一眾人跟著去了科研組的宿舍。
先是去了陳舒妍的房間,結果沒人。
然後秦師長的臉色更冷了下來。
又去了王立東的房間。
房門打開,兩條赤果果身體糾纏在一起。
當時有不少女同誌尖叫出聲。
因為這次活動大,又是師長親自組織的,所以跟著來的人很多。
不但有士兵還有戰士們,還有家屬院的軍嫂們。
都是來看熱鬨的。
誰知道竟然真的看到了熱鬨。
眾人震驚的嘴巴大張,這這這,王立東和誰睡在一起?
有年紀大一點的軍嫂進屋看了眼。
當即就退了出來。
秦師長怒聲質問:“是誰!快說!”
軍嫂顫顫巍巍,被秦師長的氣勢嚇到。
“師長,是陳舒妍同誌和王立東同誌!”
跟著一起來的張菊香閉了閉眼。
陳舒妍太不中用了,這麼容易就被沈星眠算計到!
她不用想就知道肯定是沈星眠搞的鬼,怪不得這幾天她和傅燼川的傳言傳的這麼凶,她一直都像是不知道?
原來是在這裡等著她們呢!
就是不知道上次給顧沉淵下藥的事情,沈星眠知道不知道有她的參與。
如果沈星眠知道的話,那下一個清算的目標會不會是她?
她這麼一想,居然有點後背生涼!
沈星眠勾唇扭頭看向她,那眼神包含著諸多深意。
她甚至還朝張菊香挑了挑眉毛!
看的張菊香心驚肉跳的。
沈星眠隻給她了個自行體會的眼神,便沒有再理她。
眼下還是陳舒妍的事情比較有意思。
秦師長臉色都黑透了,他怒不可遏,讓人給陳舒妍和王立東兩人澆了兩盆冷水。
兩人這才醒了過來。
陳舒妍見這麼多人的在門口站著,當即就尖叫一聲,然後就暈了過去。
王立東嚇得哆哆嗦嗦趕緊給陳舒妍蓋上被子,自己又穿上衣服,這才關上房門給陳舒妍也套上衣服。
也就在這時,門崗有人來找師長,說是有兩輛軍車來了。
車牌號是京市的。
秦師長趕緊讓人放行,這可是他的老領導。
他安排那人:“把人安頓在我家裡,就說我有要事要處理。”
門崗的人轉身走了。
就在這時,傅燼川優哉遊哉的過來了。
他調笑道:“聽說這裡有熱鬨看,是什麼熱鬨?”
秦師長沒好氣的瞪他一眼,那眼神帶著警告:彆添亂!
傅燼川挑挑眉:隻是來看看,不搗亂。
眾人議論紛紛,不知是誰的聲音很大?
“前幾天不是說陳舒妍和王立東已經睡了,原來是真的,他們怕不是第一次了吧?”
“剛剛那姿勢,那模樣,彆說陳舒妍還真的很勾人的!”
緊接著又有人說:“那顧家嫂子和傅旅長的謠言到底是怎麼回事,我看人家兩個光明正大的。”
“顧家嫂子怎麼可能和傅旅長有關係?”
“你們還不知道吧?醫院的劉文靜醫生,正在追求人家傅旅長,要是真的,她早就哭天抹淚了,人家一點動靜都沒有說不定是假的。”

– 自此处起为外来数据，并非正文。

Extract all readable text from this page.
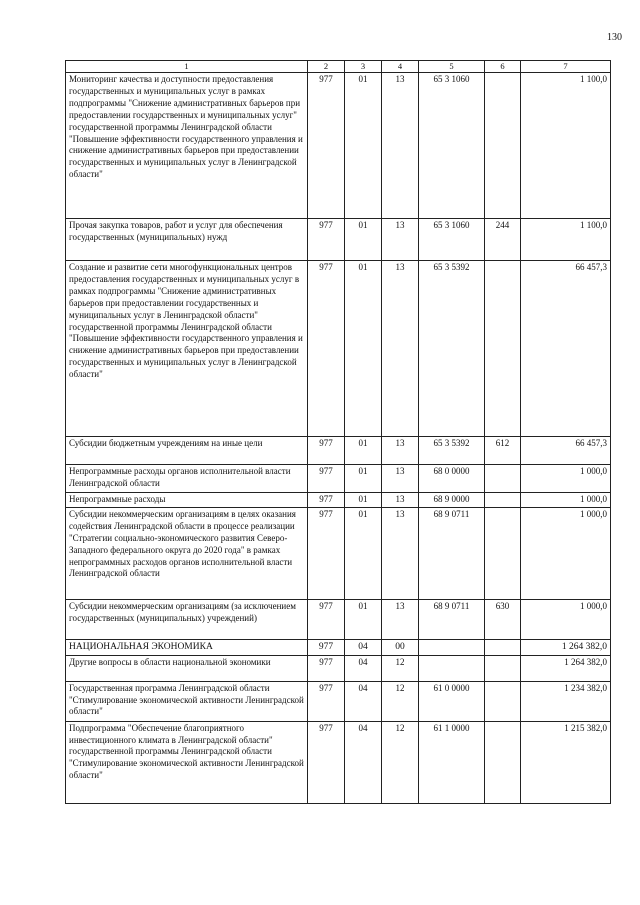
130
1	2	3	4	5	6	7
Мониторинг качества и доступности предоставления государственных и муниципальных услуг в рамках подпрограммы "Снижение административных барьеров при предоставлении государственных и муниципальных услуг" государственной программы Ленинградской области "Повышение эффективности государственного управления и снижение административных барьеров при предоставлении государственных и муниципальных услуг в Ленинградской области"	977	01	13	65 3 1060		1 100,0
Прочая закупка товаров, работ и услуг для обеспечения государственных (муниципальных) нужд	977	01	13	65 3 1060	244	1 100,0
Создание и развитие сети многофункциональных центров предоставления государственных и муниципальных услуг в рамках подпрограммы "Снижение административных барьеров при предоставлении государственных и муниципальных услуг в Ленинградской области" государственной программы Ленинградской области "Повышение эффективности государственного управления и снижение административных барьеров при предоставлении государственных и муниципальных услуг в Ленинградской области"	977	01	13	65 3 5392		66 457,3
Субсидии бюджетным учреждениям на иные цели	977	01	13	65 3 5392	612	66 457,3
Непрограммные расходы органов исполнительной власти Ленинградской области	977	01	13	68 0 0000		1 000,0
Непрограммные расходы	977	01	13	68 9 0000		1 000,0
Субсидии некоммерческим организациям в целях оказания содействия Ленинградской области в процессе реализации "Стратегии социально-экономического развития Северо-Западного федерального округа до 2020 года" в рамках непрограммных расходов органов исполнительной власти Ленинградской области	977	01	13	68 9 0711		1 000,0
Субсидии некоммерческим организациям (за исключением государственных (муниципальных) учреждений)	977	01	13	68 9 0711	630	1 000,0
НАЦИОНАЛЬНАЯ ЭКОНОМИКА	977	04	00			1 264 382,0
Другие вопросы в области национальной экономики	977	04	12			1 264 382,0
Государственная программа Ленинградской области "Стимулирование экономической активности Ленинградской области"	977	04	12	61 0 0000		1 234 382,0
Подпрограмма "Обеспечение благоприятного инвестиционного климата в Ленинградской области" государственной программы Ленинградской области "Стимулирование экономической активности Ленинградской области"	977	04	12	61 1 0000		1 215 382,0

“我懷疑,這事肯定是陳舒妍乾的,你們還記不記得,陳舒妍剛來的時候,天天來找顧團長,怕不是想喜歡顧沉淵,才造的人家顧家嫂子的黃瑤吧!”
“這人可真夠惡心的。”
沈星眠嘴角勾起。
此時,這個院子悄悄進來好幾個人。
在外邊把事情的經過都聽的清清楚楚。